65,000 flights should not have flown

Over 65,000 flights have taken off from US airports in the past six years when they should have been grounded because of incomplete or improper maintenance, leading to hundred of deaths, according to a new investigation.

USA Today said its investigation found that substandard repairs, unqualified mechanics and lax oversight by airlines and the Federal Aviation Administration are not unusual.

Its investigation included an analysis of government fines against airlines for maintenance violations and penalty letters sent to them that were obtained through the Freedom of Information Act.

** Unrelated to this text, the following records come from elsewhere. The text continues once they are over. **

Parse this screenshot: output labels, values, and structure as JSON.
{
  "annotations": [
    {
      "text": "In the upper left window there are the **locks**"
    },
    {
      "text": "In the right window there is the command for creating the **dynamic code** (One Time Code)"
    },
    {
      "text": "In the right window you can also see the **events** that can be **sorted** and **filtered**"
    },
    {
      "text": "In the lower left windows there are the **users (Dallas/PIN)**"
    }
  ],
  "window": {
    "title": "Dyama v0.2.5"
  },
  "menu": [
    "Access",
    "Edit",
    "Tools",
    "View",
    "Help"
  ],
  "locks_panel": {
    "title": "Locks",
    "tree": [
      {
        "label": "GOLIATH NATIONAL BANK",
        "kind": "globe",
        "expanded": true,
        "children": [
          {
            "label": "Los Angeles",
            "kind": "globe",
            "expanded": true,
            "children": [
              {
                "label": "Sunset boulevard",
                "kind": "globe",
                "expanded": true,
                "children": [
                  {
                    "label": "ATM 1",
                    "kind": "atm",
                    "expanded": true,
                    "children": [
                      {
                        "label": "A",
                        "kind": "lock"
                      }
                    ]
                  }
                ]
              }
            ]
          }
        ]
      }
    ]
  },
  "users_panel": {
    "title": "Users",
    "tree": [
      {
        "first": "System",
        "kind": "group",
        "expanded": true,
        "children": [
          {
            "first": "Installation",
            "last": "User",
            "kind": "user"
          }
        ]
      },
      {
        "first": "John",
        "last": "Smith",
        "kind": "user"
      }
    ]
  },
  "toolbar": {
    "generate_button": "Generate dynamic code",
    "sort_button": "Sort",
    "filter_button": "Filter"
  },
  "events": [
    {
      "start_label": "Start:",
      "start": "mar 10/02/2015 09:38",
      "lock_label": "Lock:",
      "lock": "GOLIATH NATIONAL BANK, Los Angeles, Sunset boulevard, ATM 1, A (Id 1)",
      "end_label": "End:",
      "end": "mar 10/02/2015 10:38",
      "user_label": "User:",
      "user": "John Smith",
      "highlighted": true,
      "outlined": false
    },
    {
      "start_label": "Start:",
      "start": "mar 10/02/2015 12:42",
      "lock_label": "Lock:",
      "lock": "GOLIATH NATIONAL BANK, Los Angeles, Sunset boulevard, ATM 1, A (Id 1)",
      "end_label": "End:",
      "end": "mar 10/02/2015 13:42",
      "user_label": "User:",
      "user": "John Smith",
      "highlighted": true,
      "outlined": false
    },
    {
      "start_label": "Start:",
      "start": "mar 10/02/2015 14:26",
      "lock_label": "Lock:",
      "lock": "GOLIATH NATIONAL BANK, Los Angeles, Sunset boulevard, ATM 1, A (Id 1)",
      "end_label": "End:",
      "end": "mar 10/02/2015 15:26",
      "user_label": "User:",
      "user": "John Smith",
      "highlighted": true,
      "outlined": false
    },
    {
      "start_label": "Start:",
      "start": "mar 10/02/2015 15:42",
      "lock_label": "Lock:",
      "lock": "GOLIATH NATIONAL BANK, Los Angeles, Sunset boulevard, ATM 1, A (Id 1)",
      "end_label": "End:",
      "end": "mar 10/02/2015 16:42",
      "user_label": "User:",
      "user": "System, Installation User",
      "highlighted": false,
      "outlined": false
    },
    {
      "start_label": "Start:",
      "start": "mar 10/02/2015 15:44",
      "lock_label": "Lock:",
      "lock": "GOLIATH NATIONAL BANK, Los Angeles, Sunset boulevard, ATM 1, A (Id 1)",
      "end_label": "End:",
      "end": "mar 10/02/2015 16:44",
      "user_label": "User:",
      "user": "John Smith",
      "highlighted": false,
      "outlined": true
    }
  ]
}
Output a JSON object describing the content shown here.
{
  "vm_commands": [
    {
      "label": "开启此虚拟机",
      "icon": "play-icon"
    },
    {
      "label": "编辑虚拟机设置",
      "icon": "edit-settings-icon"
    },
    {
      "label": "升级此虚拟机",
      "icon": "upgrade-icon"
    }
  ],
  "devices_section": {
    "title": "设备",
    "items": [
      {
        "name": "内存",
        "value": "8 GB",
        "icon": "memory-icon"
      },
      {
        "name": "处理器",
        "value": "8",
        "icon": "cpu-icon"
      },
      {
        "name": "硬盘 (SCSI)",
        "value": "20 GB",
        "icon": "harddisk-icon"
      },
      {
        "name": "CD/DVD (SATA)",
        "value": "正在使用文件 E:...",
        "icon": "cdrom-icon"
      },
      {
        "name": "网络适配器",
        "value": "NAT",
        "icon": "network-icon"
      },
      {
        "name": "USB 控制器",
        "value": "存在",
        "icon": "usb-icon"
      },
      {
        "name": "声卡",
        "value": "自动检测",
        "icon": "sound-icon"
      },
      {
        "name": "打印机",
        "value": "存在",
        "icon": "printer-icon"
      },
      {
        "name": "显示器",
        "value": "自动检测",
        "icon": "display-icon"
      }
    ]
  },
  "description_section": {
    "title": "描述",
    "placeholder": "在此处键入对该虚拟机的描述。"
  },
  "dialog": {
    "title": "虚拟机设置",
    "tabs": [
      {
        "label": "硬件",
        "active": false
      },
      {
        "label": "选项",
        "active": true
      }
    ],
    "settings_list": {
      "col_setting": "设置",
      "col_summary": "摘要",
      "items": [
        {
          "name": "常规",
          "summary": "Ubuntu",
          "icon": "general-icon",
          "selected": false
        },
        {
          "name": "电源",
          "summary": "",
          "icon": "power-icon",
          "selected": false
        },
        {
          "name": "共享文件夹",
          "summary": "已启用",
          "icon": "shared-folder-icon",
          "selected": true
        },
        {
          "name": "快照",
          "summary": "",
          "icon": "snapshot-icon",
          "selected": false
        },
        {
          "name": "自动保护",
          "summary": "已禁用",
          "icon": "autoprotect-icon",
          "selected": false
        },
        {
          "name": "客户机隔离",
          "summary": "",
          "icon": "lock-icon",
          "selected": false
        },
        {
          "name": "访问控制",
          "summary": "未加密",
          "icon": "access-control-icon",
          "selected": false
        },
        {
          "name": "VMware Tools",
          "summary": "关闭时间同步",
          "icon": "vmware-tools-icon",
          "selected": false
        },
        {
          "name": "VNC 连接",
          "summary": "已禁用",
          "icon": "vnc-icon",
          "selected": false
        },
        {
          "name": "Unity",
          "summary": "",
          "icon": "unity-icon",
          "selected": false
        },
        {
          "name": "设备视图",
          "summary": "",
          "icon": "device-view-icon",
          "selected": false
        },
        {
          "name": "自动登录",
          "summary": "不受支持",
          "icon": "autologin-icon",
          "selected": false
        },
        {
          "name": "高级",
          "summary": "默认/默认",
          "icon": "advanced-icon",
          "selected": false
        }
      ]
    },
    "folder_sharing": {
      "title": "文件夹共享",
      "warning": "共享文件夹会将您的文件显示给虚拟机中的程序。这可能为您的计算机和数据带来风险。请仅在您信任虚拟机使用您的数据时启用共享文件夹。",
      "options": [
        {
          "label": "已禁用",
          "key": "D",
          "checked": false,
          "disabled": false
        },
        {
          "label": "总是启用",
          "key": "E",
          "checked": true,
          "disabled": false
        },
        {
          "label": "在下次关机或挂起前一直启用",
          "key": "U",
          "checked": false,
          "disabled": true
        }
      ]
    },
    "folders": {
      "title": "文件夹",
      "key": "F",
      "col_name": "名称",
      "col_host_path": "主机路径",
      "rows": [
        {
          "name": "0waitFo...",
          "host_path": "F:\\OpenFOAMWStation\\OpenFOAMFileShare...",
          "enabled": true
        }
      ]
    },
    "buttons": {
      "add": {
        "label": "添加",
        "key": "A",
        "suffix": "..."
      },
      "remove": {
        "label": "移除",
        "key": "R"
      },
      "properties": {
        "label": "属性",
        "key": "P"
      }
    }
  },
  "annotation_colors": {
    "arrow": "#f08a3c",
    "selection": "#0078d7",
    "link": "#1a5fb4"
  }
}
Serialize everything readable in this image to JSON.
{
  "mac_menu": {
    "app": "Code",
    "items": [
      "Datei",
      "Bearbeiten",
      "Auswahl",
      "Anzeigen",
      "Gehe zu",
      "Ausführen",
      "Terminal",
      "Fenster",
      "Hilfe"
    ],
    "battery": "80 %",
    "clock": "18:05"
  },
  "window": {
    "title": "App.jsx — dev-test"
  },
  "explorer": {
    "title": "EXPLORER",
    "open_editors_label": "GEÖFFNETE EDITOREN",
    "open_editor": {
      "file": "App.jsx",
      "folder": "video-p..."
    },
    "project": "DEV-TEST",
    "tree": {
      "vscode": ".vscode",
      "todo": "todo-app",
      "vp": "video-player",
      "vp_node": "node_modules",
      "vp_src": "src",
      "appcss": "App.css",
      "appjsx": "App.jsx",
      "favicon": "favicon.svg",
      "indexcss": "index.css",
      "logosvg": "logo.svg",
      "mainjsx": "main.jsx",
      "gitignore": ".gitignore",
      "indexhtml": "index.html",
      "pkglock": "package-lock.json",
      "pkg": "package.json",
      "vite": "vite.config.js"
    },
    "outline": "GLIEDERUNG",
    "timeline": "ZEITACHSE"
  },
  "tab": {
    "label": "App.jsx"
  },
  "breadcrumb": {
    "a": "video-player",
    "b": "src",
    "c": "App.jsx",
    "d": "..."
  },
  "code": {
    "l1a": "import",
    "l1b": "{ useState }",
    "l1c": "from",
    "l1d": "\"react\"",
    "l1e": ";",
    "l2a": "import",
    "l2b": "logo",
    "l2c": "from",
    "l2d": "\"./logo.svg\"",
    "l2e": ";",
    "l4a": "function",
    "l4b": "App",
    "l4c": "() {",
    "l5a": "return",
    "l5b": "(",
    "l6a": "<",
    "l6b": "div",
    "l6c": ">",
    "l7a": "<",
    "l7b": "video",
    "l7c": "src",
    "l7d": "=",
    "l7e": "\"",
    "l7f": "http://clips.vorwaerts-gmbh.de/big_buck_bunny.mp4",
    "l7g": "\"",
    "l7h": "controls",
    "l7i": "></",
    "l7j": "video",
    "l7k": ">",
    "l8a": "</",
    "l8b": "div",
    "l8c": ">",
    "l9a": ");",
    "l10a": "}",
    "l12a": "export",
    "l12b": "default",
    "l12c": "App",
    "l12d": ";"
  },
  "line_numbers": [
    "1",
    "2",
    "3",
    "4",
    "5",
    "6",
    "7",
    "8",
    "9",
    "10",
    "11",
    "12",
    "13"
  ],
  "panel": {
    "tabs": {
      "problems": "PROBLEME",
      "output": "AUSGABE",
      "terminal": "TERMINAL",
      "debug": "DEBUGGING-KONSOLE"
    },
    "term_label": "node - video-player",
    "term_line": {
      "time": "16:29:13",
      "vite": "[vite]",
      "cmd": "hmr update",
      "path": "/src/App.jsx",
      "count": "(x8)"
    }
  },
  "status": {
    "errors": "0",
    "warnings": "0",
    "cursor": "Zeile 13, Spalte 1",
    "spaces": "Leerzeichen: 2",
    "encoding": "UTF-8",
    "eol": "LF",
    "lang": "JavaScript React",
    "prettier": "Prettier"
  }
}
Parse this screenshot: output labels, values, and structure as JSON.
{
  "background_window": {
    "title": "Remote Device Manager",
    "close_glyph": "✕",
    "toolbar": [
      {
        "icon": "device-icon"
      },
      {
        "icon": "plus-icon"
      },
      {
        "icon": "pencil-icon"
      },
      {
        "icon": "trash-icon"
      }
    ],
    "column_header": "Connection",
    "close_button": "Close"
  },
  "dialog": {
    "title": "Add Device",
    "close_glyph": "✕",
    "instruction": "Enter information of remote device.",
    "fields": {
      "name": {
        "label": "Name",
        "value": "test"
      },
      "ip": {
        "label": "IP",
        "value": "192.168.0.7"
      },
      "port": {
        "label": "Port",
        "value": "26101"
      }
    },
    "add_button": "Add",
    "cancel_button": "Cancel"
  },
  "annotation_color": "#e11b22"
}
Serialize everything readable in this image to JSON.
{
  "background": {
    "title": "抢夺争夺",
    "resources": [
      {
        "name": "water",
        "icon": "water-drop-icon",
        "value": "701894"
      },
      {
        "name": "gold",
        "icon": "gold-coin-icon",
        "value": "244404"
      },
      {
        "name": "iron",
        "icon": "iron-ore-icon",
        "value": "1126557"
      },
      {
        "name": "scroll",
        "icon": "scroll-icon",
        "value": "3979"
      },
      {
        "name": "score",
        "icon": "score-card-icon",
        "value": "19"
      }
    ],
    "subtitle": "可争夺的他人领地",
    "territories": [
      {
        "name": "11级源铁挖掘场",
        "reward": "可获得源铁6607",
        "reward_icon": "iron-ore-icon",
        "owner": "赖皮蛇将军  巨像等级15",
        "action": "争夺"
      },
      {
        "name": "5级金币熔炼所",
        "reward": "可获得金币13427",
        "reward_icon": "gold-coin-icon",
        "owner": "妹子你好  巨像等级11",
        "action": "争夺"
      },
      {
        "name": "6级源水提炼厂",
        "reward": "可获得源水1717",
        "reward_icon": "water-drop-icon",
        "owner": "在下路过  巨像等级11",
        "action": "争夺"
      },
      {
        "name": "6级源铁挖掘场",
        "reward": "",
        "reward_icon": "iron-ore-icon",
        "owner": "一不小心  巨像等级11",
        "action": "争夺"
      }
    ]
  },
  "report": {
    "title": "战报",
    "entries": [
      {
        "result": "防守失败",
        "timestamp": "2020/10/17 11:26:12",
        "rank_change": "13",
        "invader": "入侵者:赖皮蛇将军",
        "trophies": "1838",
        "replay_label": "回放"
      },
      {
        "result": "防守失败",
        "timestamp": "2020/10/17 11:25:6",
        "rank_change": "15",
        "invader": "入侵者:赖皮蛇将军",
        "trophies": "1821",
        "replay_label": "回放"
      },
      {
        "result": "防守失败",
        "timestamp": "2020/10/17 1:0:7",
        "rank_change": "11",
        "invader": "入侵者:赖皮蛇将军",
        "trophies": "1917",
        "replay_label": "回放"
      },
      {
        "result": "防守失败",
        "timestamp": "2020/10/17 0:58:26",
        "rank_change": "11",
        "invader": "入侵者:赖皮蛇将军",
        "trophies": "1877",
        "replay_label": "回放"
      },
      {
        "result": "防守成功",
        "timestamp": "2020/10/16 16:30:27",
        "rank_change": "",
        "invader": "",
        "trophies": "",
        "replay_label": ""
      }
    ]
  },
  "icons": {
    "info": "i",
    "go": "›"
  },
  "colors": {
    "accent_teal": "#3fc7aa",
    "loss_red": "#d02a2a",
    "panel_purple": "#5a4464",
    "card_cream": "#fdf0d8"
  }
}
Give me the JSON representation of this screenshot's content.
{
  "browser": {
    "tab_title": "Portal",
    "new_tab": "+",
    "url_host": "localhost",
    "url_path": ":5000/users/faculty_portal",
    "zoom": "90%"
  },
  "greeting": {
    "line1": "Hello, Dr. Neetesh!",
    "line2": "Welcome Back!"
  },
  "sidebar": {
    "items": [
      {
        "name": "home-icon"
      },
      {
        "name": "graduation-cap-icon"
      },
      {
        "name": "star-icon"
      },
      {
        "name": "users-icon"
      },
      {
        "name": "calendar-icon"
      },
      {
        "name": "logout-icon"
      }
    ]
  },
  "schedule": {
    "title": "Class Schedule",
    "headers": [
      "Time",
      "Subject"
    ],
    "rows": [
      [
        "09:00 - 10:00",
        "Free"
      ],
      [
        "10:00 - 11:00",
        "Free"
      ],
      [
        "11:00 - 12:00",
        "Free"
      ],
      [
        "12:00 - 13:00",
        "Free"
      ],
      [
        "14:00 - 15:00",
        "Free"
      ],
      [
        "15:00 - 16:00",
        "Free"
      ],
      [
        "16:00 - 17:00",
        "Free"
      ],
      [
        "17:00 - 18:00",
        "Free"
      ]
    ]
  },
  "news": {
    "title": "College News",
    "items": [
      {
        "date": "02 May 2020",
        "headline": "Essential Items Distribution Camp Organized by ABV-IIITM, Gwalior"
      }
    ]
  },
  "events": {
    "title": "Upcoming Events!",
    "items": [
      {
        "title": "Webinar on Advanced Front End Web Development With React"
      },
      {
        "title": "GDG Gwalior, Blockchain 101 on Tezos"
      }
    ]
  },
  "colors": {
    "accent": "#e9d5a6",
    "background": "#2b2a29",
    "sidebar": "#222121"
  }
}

It found that maintenance was a “cause, factor or finding” in 19 accidents in the past six years. In one of them, 88 people died when an Alaska Airlines crashed into the Pacific Ocean off California because of the failure of screw threads on a device. The NTSB concluded that the threads had not been properly lubricated.

In eight other accidents a total of 43 more people were killed, among them a mechanic working for Julie’s Aircraft Services in Texas in January 2006.


Key findings from the study found that airlines contract about 70 percent of their maintenance work to repair shops in the U.S. and abroad, where mistakes are often made by untrained personnel.

Airlines also disregard FAA inspectors’ findings to keep planes flying, use unapproved parts and perform their own sloppy maintenance work, according to FAA documents.

The FAA levied $28.2 million in fines and proposed fines against 25 US airlines for maintenance violations that occurred during the past six years. In many cases, planes operated for months before the FAA found maintenance deficiencies. Airlines continued to fly planes after the FAA found deficiencies in them.

In its defence, the FAA said it “sets an exceptionally high bar” for the required level of safety for airlines and that the fines indicate that problems were detected and corrected.

US airlines “regard safety as their highest responsibility,” and “their maintenance programs reflect that commitment to safety,” Elizabeth Merida, a spokeswoman for the Air Transport Association, said.

The ATA said member airlines haven’t had a fatal accident “attributable to maintenance” since the Alaska Airlines crash on 31 January 2000.